Secondarily, the brief argues that even if Figure 2A did not enable the E17 example, the disclosure in Figure 12B (which contained U's instead of T's) did so:
As a third line of argument, the brief states that the skilled worker would know how to make a chimeric guide RNA comprising T bases as shown in Figure 2A. Finally, the brief argues that CVC's assertion that a Certificate of Correction would not be proper is not relevant to its Motion (but, of course, could be should Broad file such a Certificate) and that anything arising after 2012 is also not relevant to the issue before the Board but in any event is not contrary to its argument that Figure 2A contains a typo.

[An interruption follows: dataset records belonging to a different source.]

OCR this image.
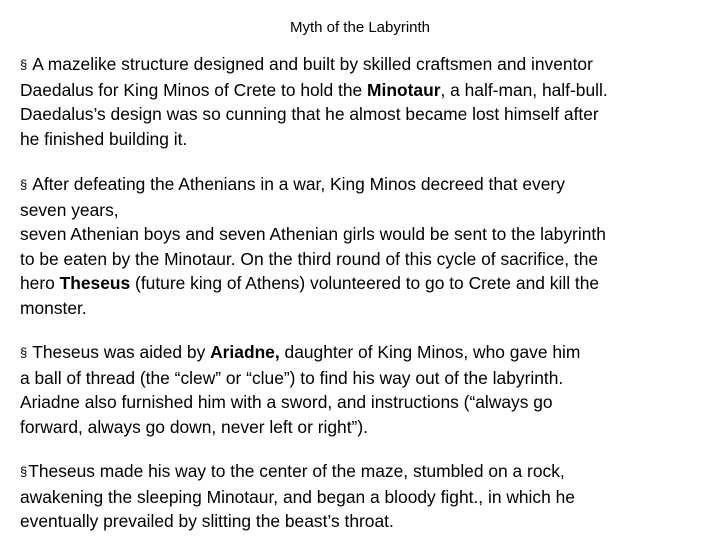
Myth of the Labyrinth
§ A mazelike structure designed and built by skilled craftsmen and inventor
Daedalus for King Minos of Crete to hold the Minotaur, a half-man, half-bull.
Daedalus’s design was so cunning that he almost became lost himself after
he finished building it.
§ After defeating the Athenians in a war, King Minos decreed that every
seven years,
seven Athenian boys and seven Athenian girls would be sent to the labyrinth
to be eaten by the Minotaur. On the third round of this cycle of sacrifice, the
hero Theseus (future king of Athens) volunteered to go to Crete and kill the
monster.
§ Theseus was aided by Ariadne, daughter of King Minos, who gave him
a ball of thread (the “clew” or “clue”) to find his way out of the labyrinth.
Ariadne also furnished him with a sword, and instructions (“always go
forward, always go down, never left or right”).
§Theseus made his way to the center of the maze, stumbled on a rock,
awakening the sleeping Minotaur, and began a bloody fight., in which he
eventually prevailed by slitting the beast’s throat.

Turning to the specific arguments asserted by Broad in its response, there are three. First, Broad argues that Figure 2A consistently describes what is depicted as being an "RNA molecule" (emphasis in brief). Thus, according to Broad, the skilled worker would recognize that the T's depicted in the Figure should be (or would be) U's, stating (somewhat disingenuously) "to the extent he or she even noticed there were two 'Ts' instead of "U" bases." The brief cites CVC's understanding in the earlier interference (No. 106,048) as considering the T's in Figure 2A to be U's, but except for attempting to attack CVC's credibility (calling it "CVC's 180-degree shift") does not effectively rebut CVC's argument in this interference (although its argument that throughout all the other proceedings concerning these patents and the presence of this Figure in Broad's Cong 2013 Science publication this issue has not arisen does have some persuasive punch). The brief also cites Microbiology for Dummies in support of its argument that the skilled worker would have appreciated the explicit disclosure in Figure 2A to be a "typo."

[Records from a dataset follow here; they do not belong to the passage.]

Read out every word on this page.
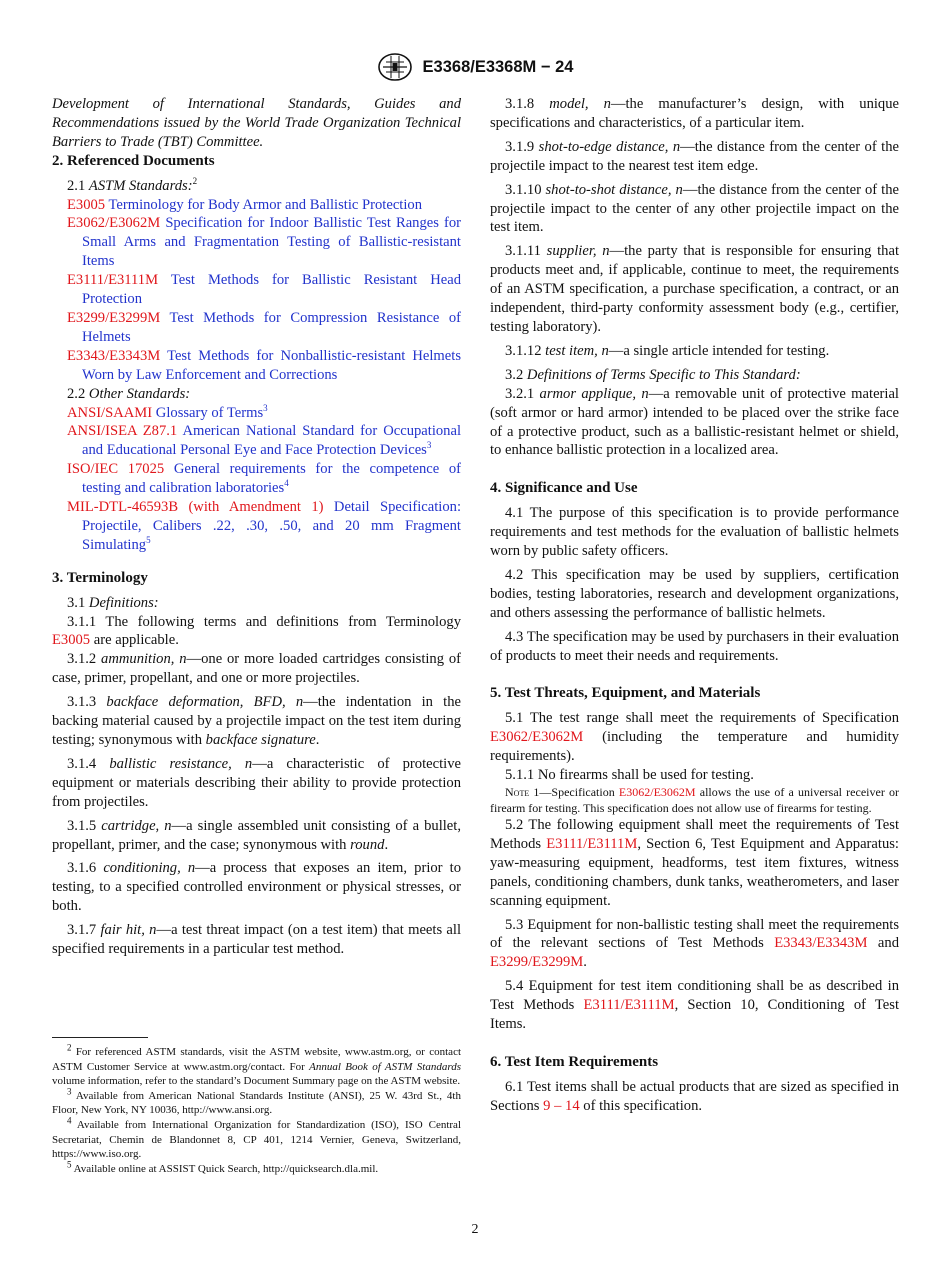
E3368/E3368M − 24

Development of International Standards, Guides and Recommendations issued by the World Trade Organization Technical Barriers to Trade (TBT) Committee.

2. Referenced Documents

2.1 ASTM Standards:$^2$

E3005 Terminology for Body Armor and Ballistic Protection

E3062/E3062M Specification for Indoor Ballistic Test Ranges for Small Arms and Fragmentation Testing of Ballistic-resistant Items

E3111/E3111M Test Methods for Ballistic Resistant Head Protection

E3299/E3299M Test Methods for Compression Resistance of Helmets

E3343/E3343M Test Methods for Nonballistic-resistant Helmets Worn by Law Enforcement and Corrections

2.2 Other Standards:

ANSI/SAAMI Glossary of Terms$^3$

ANSI/ISEA Z87.1 American National Standard for Occupational and Educational Personal Eye and Face Protection Devices$^3$

ISO/IEC 17025 General requirements for the competence of testing and calibration laboratories$^4$

MIL-DTL-46593B (with Amendment 1) Detail Specification: Projectile, Calibers .22, .30, .50, and 20 mm Fragment Simulating$^5$

3. Terminology

3.1 Definitions:

3.1.1 The following terms and definitions from Terminology E3005 are applicable.

3.1.2 ammunition, n—one or more loaded cartridges consisting of case, primer, propellant, and one or more projectiles.

3.1.3 backface deformation, BFD, n—the indentation in the backing material caused by a projectile impact on the test item during testing; synonymous with backface signature.

3.1.4 ballistic resistance, n—a characteristic of protective equipment or materials describing their ability to provide protection from projectiles.

3.1.5 cartridge, n—a single assembled unit consisting of a bullet, propellant, primer, and the case; synonymous with round.

3.1.6 conditioning, n—a process that exposes an item, prior to testing, to a specified controlled environment or physical stresses, or both.

3.1.7 fair hit, n—a test threat impact (on a test item) that meets all specified requirements in a particular test method.

$^2$ For referenced ASTM standards, visit the ASTM website, www.astm.org, or contact ASTM Customer Service at www.astm.org/contact. For Annual Book of ASTM Standards volume information, refer to the standard’s Document Summary page on the ASTM website.

$^3$ Available from American National Standards Institute (ANSI), 25 W. 43rd St., 4th Floor, New York, NY 10036, http://www.ansi.org.

$^4$ Available from International Organization for Standardization (ISO), ISO Central Secretariat, Chemin de Blandonnet 8, CP 401, 1214 Vernier, Geneva, Switzerland, https://www.iso.org.

$^5$ Available online at ASSIST Quick Search, http://quicksearch.dla.mil.

3.1.8 model, n—the manufacturer’s design, with unique specifications and characteristics, of a particular item.

3.1.9 shot-to-edge distance, n—the distance from the center of the projectile impact to the nearest test item edge.

3.1.10 shot-to-shot distance, n—the distance from the center of the projectile impact to the center of any other projectile impact on the test item.

3.1.11 supplier, n—the party that is responsible for ensuring that products meet and, if applicable, continue to meet, the requirements of an ASTM specification, a purchase specification, a contract, or an independent, third-party conformity assessment body (e.g., certifier, testing laboratory).

3.1.12 test item, n—a single article intended for testing.

3.2 Definitions of Terms Specific to This Standard:

3.2.1 armor applique, n—a removable unit of protective material (soft armor or hard armor) intended to be placed over the strike face of a protective product, such as a ballistic-resistant helmet or shield, to enhance ballistic protection in a localized area.

4. Significance and Use

4.1 The purpose of this specification is to provide performance requirements and test methods for the evaluation of ballistic helmets worn by public safety officers.

4.2 This specification may be used by suppliers, certification bodies, testing laboratories, research and development organizations, and others assessing the performance of ballistic helmets.

4.3 The specification may be used by purchasers in their evaluation of products to meet their needs and requirements.

5. Test Threats, Equipment, and Materials

5.1 The test range shall meet the requirements of Specification E3062/E3062M (including the temperature and humidity requirements).

5.1.1 No firearms shall be used for testing.

Note 1—Specification E3062/E3062M allows the use of a universal receiver or firearm for testing. This specification does not allow use of firearms for testing.

5.2 The following equipment shall meet the requirements of Test Methods E3111/E3111M, Section 6, Test Equipment and Apparatus: yaw-measuring equipment, headforms, test item fixtures, witness panels, conditioning chambers, dunk tanks, weatherometers, and laser scanning equipment.

5.3 Equipment for non-ballistic testing shall meet the requirements of the relevant sections of Test Methods E3343/E3343M and E3299/E3299M.

5.4 Equipment for test item conditioning shall be as described in Test Methods E3111/E3111M, Section 10, Conditioning of Test Items.

6. Test Item Requirements

6.1 Test items shall be actual products that are sized as specified in Sections 9 – 14 of this specification.

2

Second, Broad argues that the disclosure of Figures 12B and 8 remedy any deficiencies in Figure 2A (under the principle of the totality of the disclosure), because those Figures do not recite T's instead of U's ("the typos" according to the brief) and are related to the same example of eukaryotic applications of CRISPR (termed E17). The brief reproduces Paragraph [00176] of the Zhang B1 provisional application in illustration of this argument:
And third, even these "typos" do not thwart enablement, because the skilled worker "would know" how to make a chimeric RNA comprising T's instead of U's (although that knowledge is not expressly disclosed in the Zhang B1 provisional but rather is in the prior art, presumably).
Importantly, Broad sets forth an argument that it has not waived this issue by not raising it in its opening brief, which has some justice in light of Broad's argument that this issue has not arisen In any of the prior proceedings (before the Patent Office and elsewhere) nor in any scientific or academic contexts, saying "Broad was not required to respond in advance to every potential argument CVC may make for lack of benefit, no matter how far-fetched . . . ."
Finally, while relying on these arguments, Broad contends that the continued prosecution post-2012 of applications containing Figure 2A reciting T's instead of U's is irrelevant to the issue before the Board, because these applications were not available to the skilled worker in 2012. Broad gets more traction in pointing out that an example cited by CVC of the PTO requiring correction of a Figure in later application corresponding to Figure 2A in the Zhang B1 application was not related to the presence of T's in a purported RNA molecule but rather a formality regarding the presence of sequence ID numbers. And the designation in the sequence listing that what was depicted in Figure 2A as a "Combined DNA/RNA molecule" as constituting a Broad admission was effectively countered by Broad noting that this designation was mandated by PTO sequence listing rules.
Of all the papers filed so far in this interference, in some ways Broad Motion No.4, CVC's Opposition and Broad's Reply pose some of the more interesting questions for the Board to decide, particularly because of the effect that decision could have on which party is the Senior Party and entitled to all the benefits of Senior Party status.